In other words, the U.S. dollar is already owning the crypto space with no government mandates at all. And that dominance was earned simply because dollars are the most liquid asset on Earth, and, unlike the Chinese yuan, backed by a heretofore privacy-respecting U.S. government, thus relatively free of bureaucratic control.
Ironically, this suggests the best way to promote the U.S. dollar is for regulators to actually promise never to introduce a central bank digital coin, so private stablecoins continue to feel safe sticking with dollars, rather than fearing their industry could be destroyed by regulators.
Central Bank Digital Coin Risks
There are five key risks that make central bank digital coins both unacceptably risky and dangerous to Americans’ freedoms.
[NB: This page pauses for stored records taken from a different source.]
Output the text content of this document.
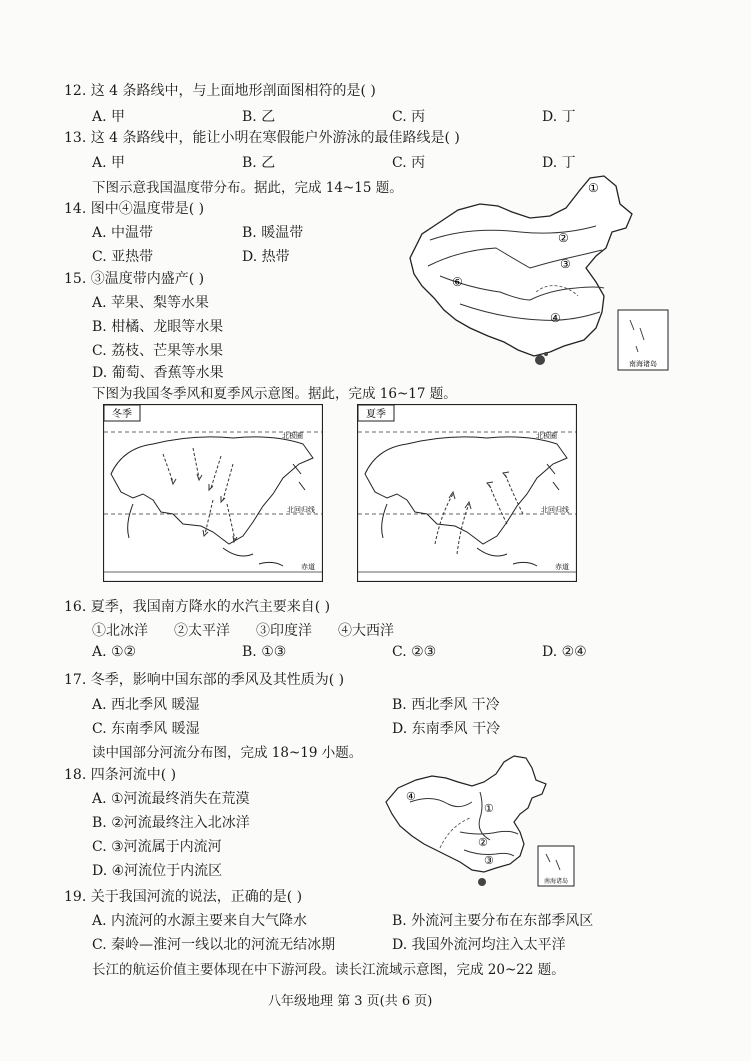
12. 这 4 条路线中，与上面地形剖面图相符的是( )
A. 甲	B. 乙	C. 丙	D. 丁
13. 这 4 条路线中，能让小明在寒假能户外游泳的最佳路线是( )
A. 甲	B. 乙	C. 丙	D. 丁
下图示意我国温度带分布。据此，完成 14~15 题。
14. 图中④温度带是( )
A. 中温带	B. 暖温带
C. 亚热带	D. 热带
15. ③温度带内盛产( )
A. 苹果、梨等水果
B. 柑橘、龙眼等水果
C. 荔枝、芒果等水果
D. 葡萄、香蕉等水果
①
②
③
④
⑥
南海诸岛
下图为我国冬季风和夏季风示意图。据此，完成 16~17 题。
冬季
北极圈
北回归线
赤道
夏季
北极圈
北回归线
赤道
16. 夏季，我国南方降水的水汽主要来自( )
①北冰洋 ②太平洋 ③印度洋 ④大西洋
A. ①②	B. ①③	C. ②③	D. ②④
17. 冬季，影响中国东部的季风及其性质为( )
A. 西北季风 暖湿	B. 西北季风 干冷
C. 东南季风 暖湿	D. 东南季风 干冷
读中国部分河流分布图，完成 18~19 小题。
18. 四条河流中( )
A. ①河流最终消失在荒漠
B. ②河流最终注入北冰洋
C. ③河流属于内流河
D. ④河流位于内流区
①
②
③
④
南海诸岛
19. 关于我国河流的说法，正确的是( )
A. 内流河的水源主要来自大气降水	B. 外流河主要分布在东部季风区
C. 秦岭—淮河一线以北的河流无结冰期	D. 我国外流河均注入太平洋
长江的航运价值主要体现在中下游河段。读长江流域示意图，完成 20~22 题。
八年级地理 第 3 页(共 6 页)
They relate to financial stability, privacy rights and surveillance, mismanagement of inflation and recessions, the risk of financial crisis, and exposing Americans’ personal data to hacking threats.
- Government control of private investment: A central bank digital coin could drain trillions of dollars of deposits from commercial banks, replacing loan officers with bureaucrats—akin to nationalizing investment. Bureaucrats are already trying to direct capital toward climate, equity, or environmental, social, and governance goals, and a central bank digital coin would massively expand that power. It would move us toward a Soviet-style political allocation of capital, leading inevitably to misallocations like those that triggered the 2008 financial crisis.
- Surveillance and censorship: A central bank digital coin could force every American to hand every financial detail to the government, amounting to state-run surveillance that makes a mockery of the Fourth Amendment. Further, a central bank digital coin can be programmed so bureaucrats can mandate any transaction they want, and forbid any transaction they dislike, or financially cripple any individual or business they dislike. This dystopia was on display in Canada’s recent crackdown on peacefully protesting truckers.
- Politicization of the economy: A central bank digital coin can impose negative interest rates on depositors, forcing them to “spend it or lose it” in time for the next election. That would dramatically increase the Federal Reserve’s ability to manipulate the economy into boom-bust cycles that end in inflation and recession.
- Bank runs: The Federal Reserve has already admitted central bank digital coins could increase the likelihood of bank runs, since, unlike a private bank, the Fed cannot go bankrupt. (It can print unlimited dollars.) Yet the Fed also notes a central bank digital coin can be programmed to freeze your money to mitigate such runs. This combination raises the risk of the next financial crisis forcing the American public to go down with the ship, unable to escape failing banks or financial institutions lest those failures embarrass the government.
- Hacking risk: A central bank digital coin that records millions of Americans’ personal data while acting as the backbone to our financial system will be the single most valuable hacking target on Earth. Given the federal government’s laughable programming capabilities—recall the monthslong disaster of the Obamacare website—it beggars belief that the Fed or the Treasury Department can protect our data and our financial system from state-funded attacks or even common criminals.
Conclusion
In sum, a central bank digital coin or government surveillance token would be an existential gamble in search of a problem. Like tearing off the roof and replacing it with kindling, it risks financial instability, economic chaos, and abuse of human rights and personal safety for no discernable gain beyond granting the federal government surveillance power.
Instead of copying China’s shriveled financial markets and totalitarian surveillance, Congress should respect and support market solutions to the domestic problems government has already created, solutions from private stablecoins to CashApp and other payment apps.
If there is any role for the federal government to play in how we use our dollars, it’s to proactively get out of the way.